D 6 mai 2014     H 05:44     A Marie Duflo, Marjane Ghaem     C 0 messages


Dans l’archipel des Comores, pour empêcher les supposés étrangers de se rendre et de séjourner sur l’île de Mayotte, département français d’outre-mer, le droit qui s’applique en métropole est estimé inadapté par les gouvernements successifs et un régime dérogatoire a été mis en place dans l’île, cautionnant de nombreuses violations des droits fondamentaux. Avec pour toile de fond la contestation permanente des actes d’état civil, aucun recours n’est possible en cas d’expulsion et les procédures expéditives sont de règle, notamment à l’égard des enfants, principale cible du pouvoir.

Longtemps ignorée, Mayotte est aujourd’hui présente dans les médias mais surtout sous l’angle de quelques stéréotypes : un petit département menacé par des invasions venues des trois autres îles de l’archipel des Comores, le far west de la chasse terrestre et maritime contre ces envahisseurs, la compassion pour les naufrages des frêles esquifs appelés kwassas qui tentent la traversée, la compassion encore envers les enfants abandonnés à Mayotte par des parents indignes.

Les mêmes refrains reviennent régulièrement pour justifier, avec la bénédiction du Conseil d’État [1], un droit dérogatoire. Ainsi, selon un projet d’ordonnance [2], le code de l’entrée et du séjour des étrangers et du droit d’asile (Ceseda) sera bientôt applicable à Mayotte, mais avec « des dispositions d’adaptation aux spécificités locales propres à Mayotte » qui « découlent principalement de la volonté de dissuader autant que possible l’immigration irrégulière, notamment de mineurs, en provenance essentiellement des Comores et, en particulier, de l’île d’Anjouan, située à 70 km de Mayotte et dont le niveau de vie est très inférieur à celui de cette dernière ». Les enfants sont la cible principale afin « de ne pas accroître l’attractivité de Mayotte […] pour les parents qui envoient leurs enfants à Mayotte où ils vivent dans des conditions extrêmement précaires : en effet, le Conseil général n’a pas les moyens de financer un dispositif d’aide sociale à l’enfance (ASE) suffisant ».

Selon ce projet, à Mayotte comme en Guyane ou en Guadeloupe, les étrangères et les étrangers continueront à être interpellés et expulsés de manière expéditive en raison de l’absence des garanties procédurales prévues dans les autres départements français. À Mayotte seulement, il restera plus difficile encore qu’ailleurs d’obtenir un titre de séjour ; ainsi, le droit au séjour d’un jeune arrivé à Mayotte avant ses treize ans sera reconnu, mais seulement s’il y a vécu depuis lors avec un parent en situation régulière. Et le voyage vers la métropole restera pour la plupart des titulaires d’une carte de séjour temporaire soumis à l’obtention d’un visa.
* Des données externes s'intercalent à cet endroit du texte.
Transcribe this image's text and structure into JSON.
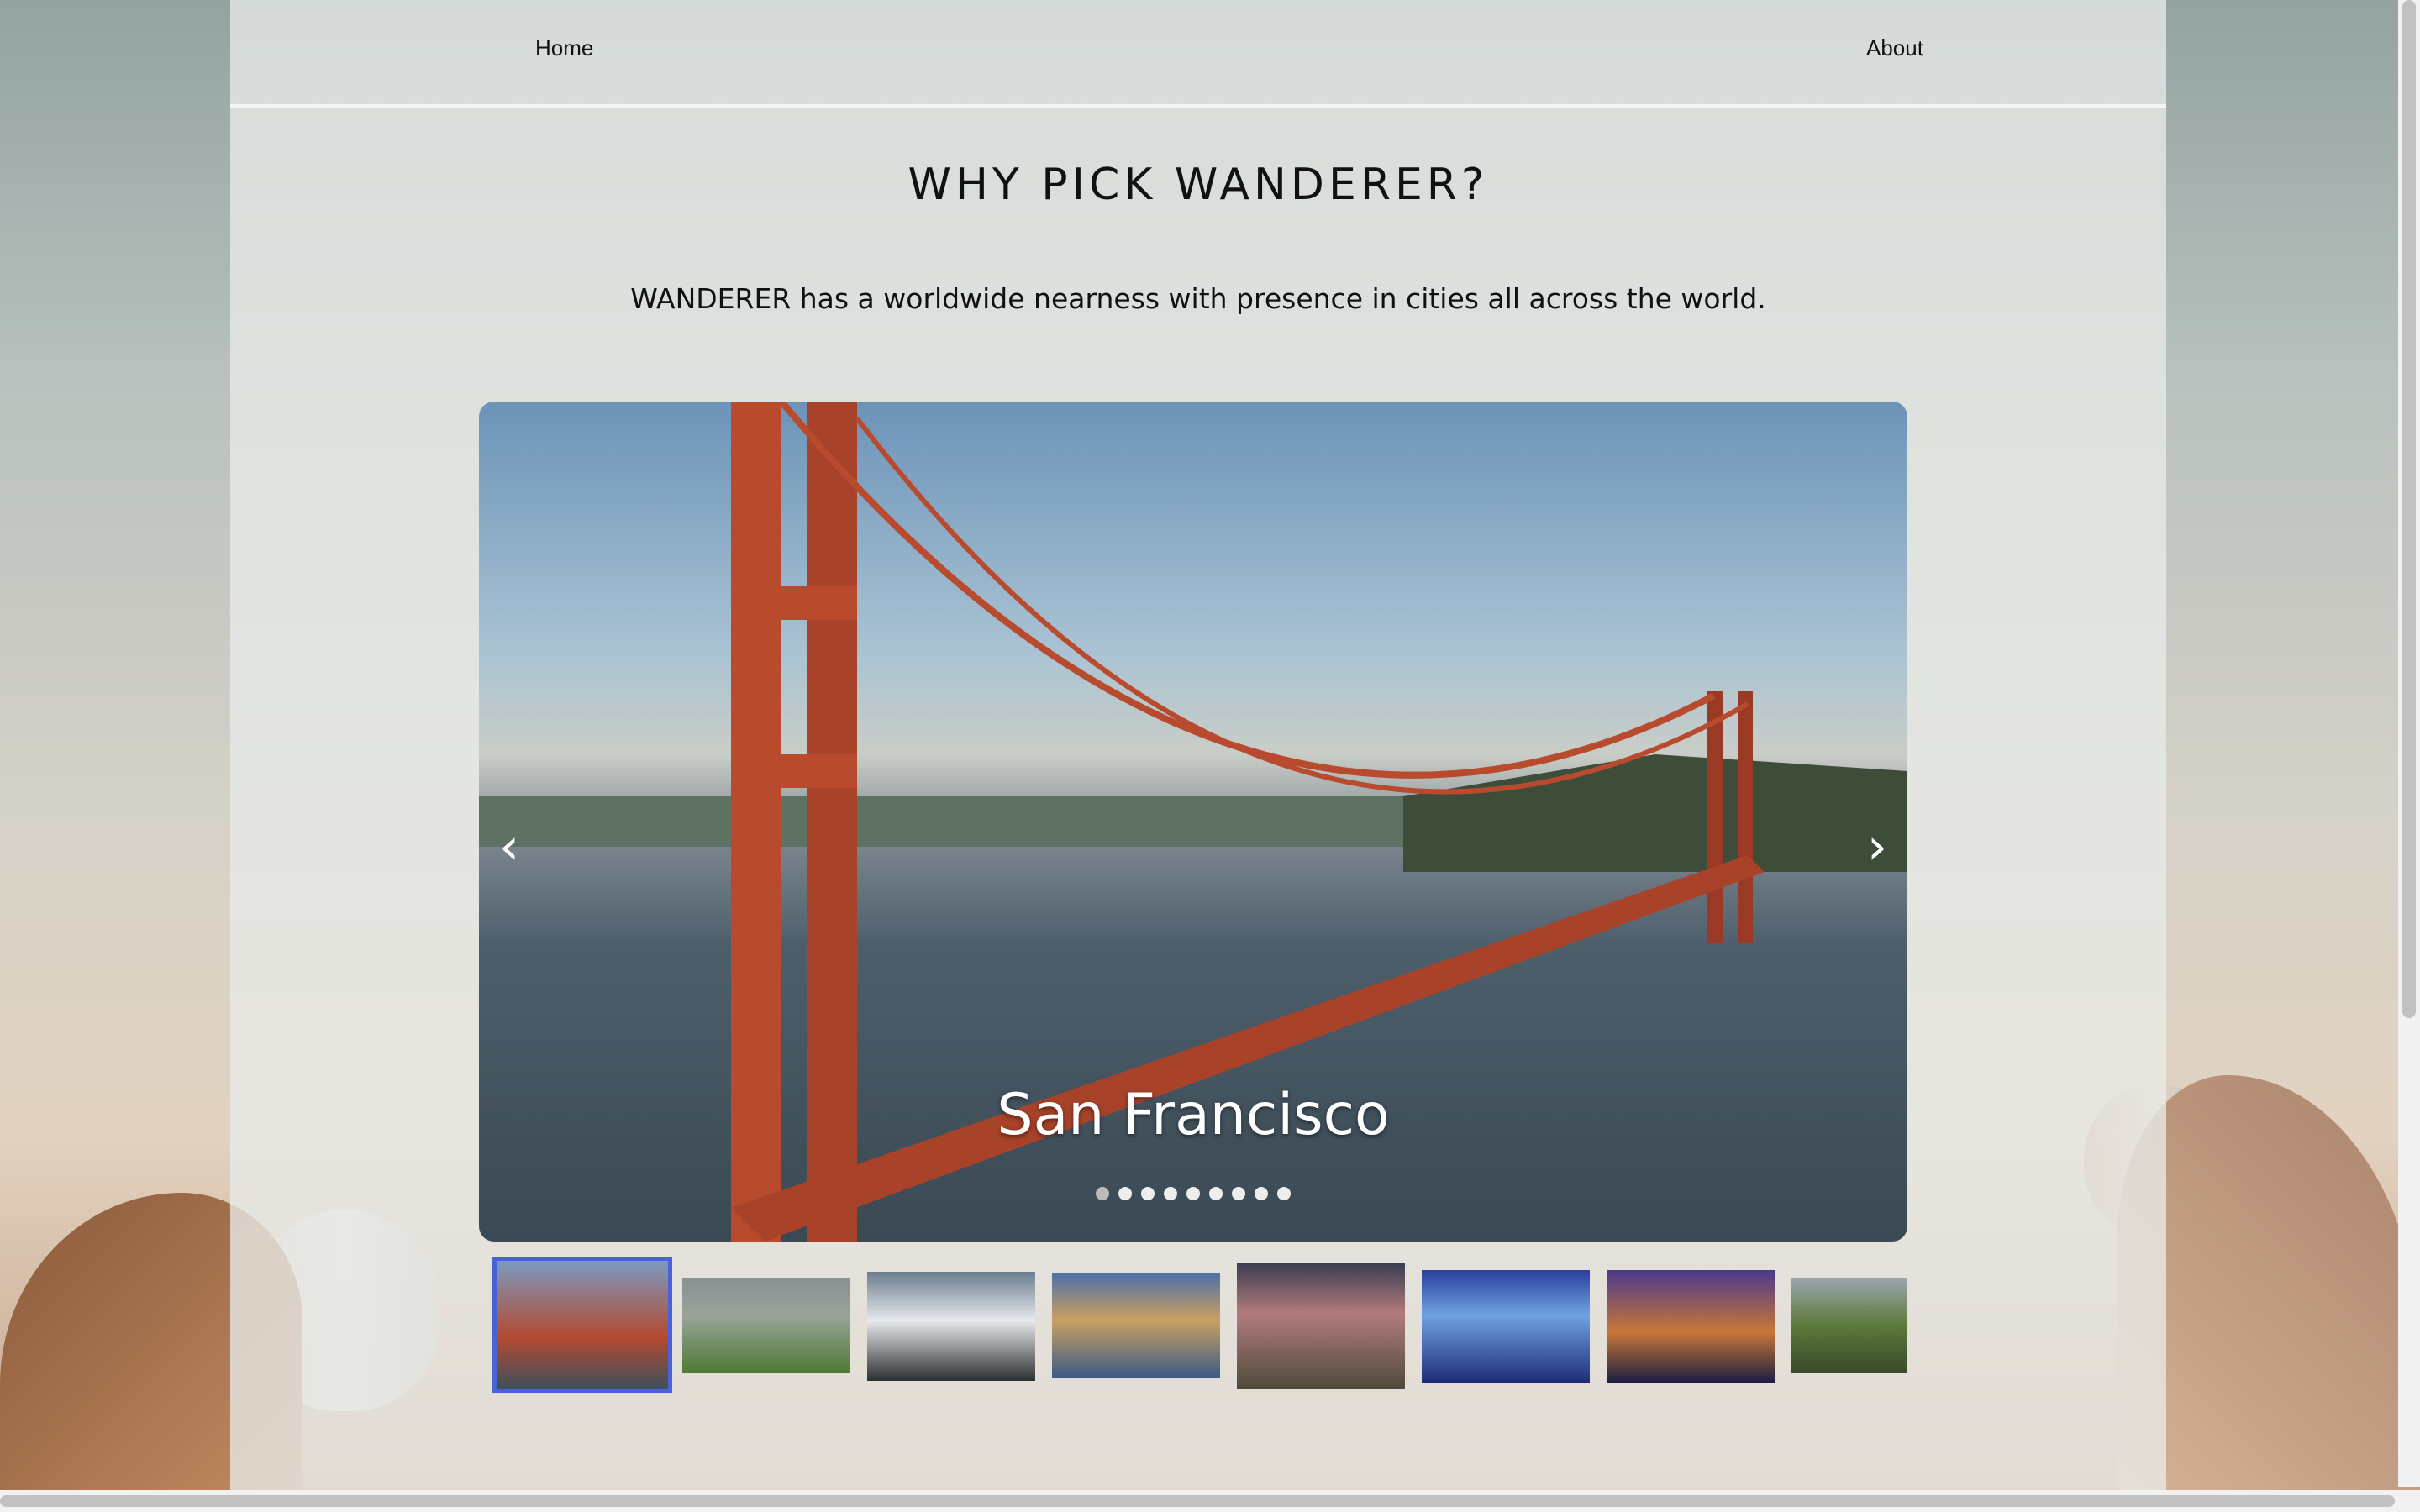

Qui prend en compte les faits établis par les économistes ou sociologues qui démentent ces fantasmes d’invasion [3] ? Tous rappellent que la frontière de Mayotte créée par la France en 1975, puis matérialisée par le visa « Balladur » vingt ans plus tard n’a pas effacé les liens familiaux et culturels étroits tissés avec les trois autres îles de l’archipel des Comores d’où sont issues 95 % des personnes devenues « étrangères ». Ils constatent aussi que la plupart des sans-papiers devraient avoir droit au séjour, voire à la nationalité française, et que l’isolement de nombreux enfants résulte de l’expulsion de leur mère ou de leur père :

 •parmi les étrangères et les étrangers recensés en 2012 à Mayotte, 94 % de ceux de plus de cinq ans y résidaient déjà en 2007 et 39 %, essentiellement des mineurs, y sont nés [4] ;
 •il y a à Mayotte environ 3 000 mineures ou mineurs isolés étrangers. Parmi eux, 4 % ont un parent français et 64 % sont nés en France (à Mayotte en général). Dans 87 % des cas, leur isolement est généré par la reconduite à la frontière des parents — les deux (43 %), ou la mère seule (42 %), ou le père seul (2 %) [5].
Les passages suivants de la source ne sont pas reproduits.